If you have ever had to deal with flexible working requests, you will know that there is a strict procedure with prescribed deadlines that must be followed. To assist employers in dealing with such requests and ensuring that the process runs as smoothly as possible, hrlaw has prepared a helpful flowchart and top tips for dealing with flexible working requests.
Top Tips for employers dealing with requests for flexible working:
- Check the employee is eligible, i.e. has at least 26 weeks’ continuous employment, has not made another request in the preceding 12 months, and is making the request to care for a child under 17 years (or 18 years if disabled) or an adult in need of care.
- Consider all requests properly and thoroughly. A knee-jerk reaction could leave you vulnerable if an employee subsequently brings a claim (failure to follow correct procedure, constructive dismissal or indirect sex discrimination are the likely complaints). An employer must have a clear business reason which is within the scope of section 80G(1)(b) Employment Rights Act 1996 for refusing an application.
- Diarise all critical dates and time limits once the request has been received.
- If you accept the request, consider doing so subject to a trial period with a review scheduled at the end if it. Once the flexible working application is agreed it will be binding and become part of the employee’s contract. Without a trial period, you will require the employee’s consent to amend his/her working pattern – even if it is clearly not working for the needs of the business.

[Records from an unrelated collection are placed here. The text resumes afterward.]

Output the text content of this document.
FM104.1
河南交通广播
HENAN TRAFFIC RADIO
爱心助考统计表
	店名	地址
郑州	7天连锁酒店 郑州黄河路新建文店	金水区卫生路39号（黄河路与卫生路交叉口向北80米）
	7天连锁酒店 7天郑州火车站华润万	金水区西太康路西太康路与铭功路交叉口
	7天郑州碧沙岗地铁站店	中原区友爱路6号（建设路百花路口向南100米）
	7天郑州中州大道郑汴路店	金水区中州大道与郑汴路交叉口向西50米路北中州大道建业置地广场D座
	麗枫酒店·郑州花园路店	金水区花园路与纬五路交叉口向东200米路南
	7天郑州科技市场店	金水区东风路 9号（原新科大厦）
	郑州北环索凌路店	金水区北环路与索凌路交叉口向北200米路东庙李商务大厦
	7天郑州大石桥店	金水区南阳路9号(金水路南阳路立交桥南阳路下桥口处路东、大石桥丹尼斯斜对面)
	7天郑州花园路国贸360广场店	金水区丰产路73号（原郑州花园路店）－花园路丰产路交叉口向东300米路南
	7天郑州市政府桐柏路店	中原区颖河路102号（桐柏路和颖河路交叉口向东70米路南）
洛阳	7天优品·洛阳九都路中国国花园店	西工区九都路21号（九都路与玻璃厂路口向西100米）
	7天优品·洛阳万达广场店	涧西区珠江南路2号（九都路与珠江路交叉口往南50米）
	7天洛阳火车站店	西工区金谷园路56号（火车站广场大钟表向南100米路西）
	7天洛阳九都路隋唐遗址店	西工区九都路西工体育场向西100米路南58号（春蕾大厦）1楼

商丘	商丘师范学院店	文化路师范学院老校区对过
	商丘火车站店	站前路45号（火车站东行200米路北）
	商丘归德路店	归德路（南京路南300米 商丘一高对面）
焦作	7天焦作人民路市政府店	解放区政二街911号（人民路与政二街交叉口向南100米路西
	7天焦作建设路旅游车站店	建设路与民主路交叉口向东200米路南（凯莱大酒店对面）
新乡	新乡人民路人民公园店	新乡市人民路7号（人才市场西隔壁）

- Ensure that a request made by an employee does not lead to any prejudicial treatment against the employee at a later date. Employees are protected against being disadvantaged for having exercised their right to request flexible working.
Right to request flexible working extending to all employees in 2014
The Government plans to introduce a new flexible working regime in 2014. If this happens, which seems likely, the right to request flexible working will be extended to all employees but the current 26 week qualifying period will be retained.
The current statutory procedure will be replaced with a duty on employers to deal with requests in a ‘reasonable’ manner, and within a ‘reasonable’ period of time, which will hopefully be less prescriptive than the current regime.
The government has stated that it will create a Statutory Code of Practice to give guidance as to the meaning of ‘reasonable’ to employers.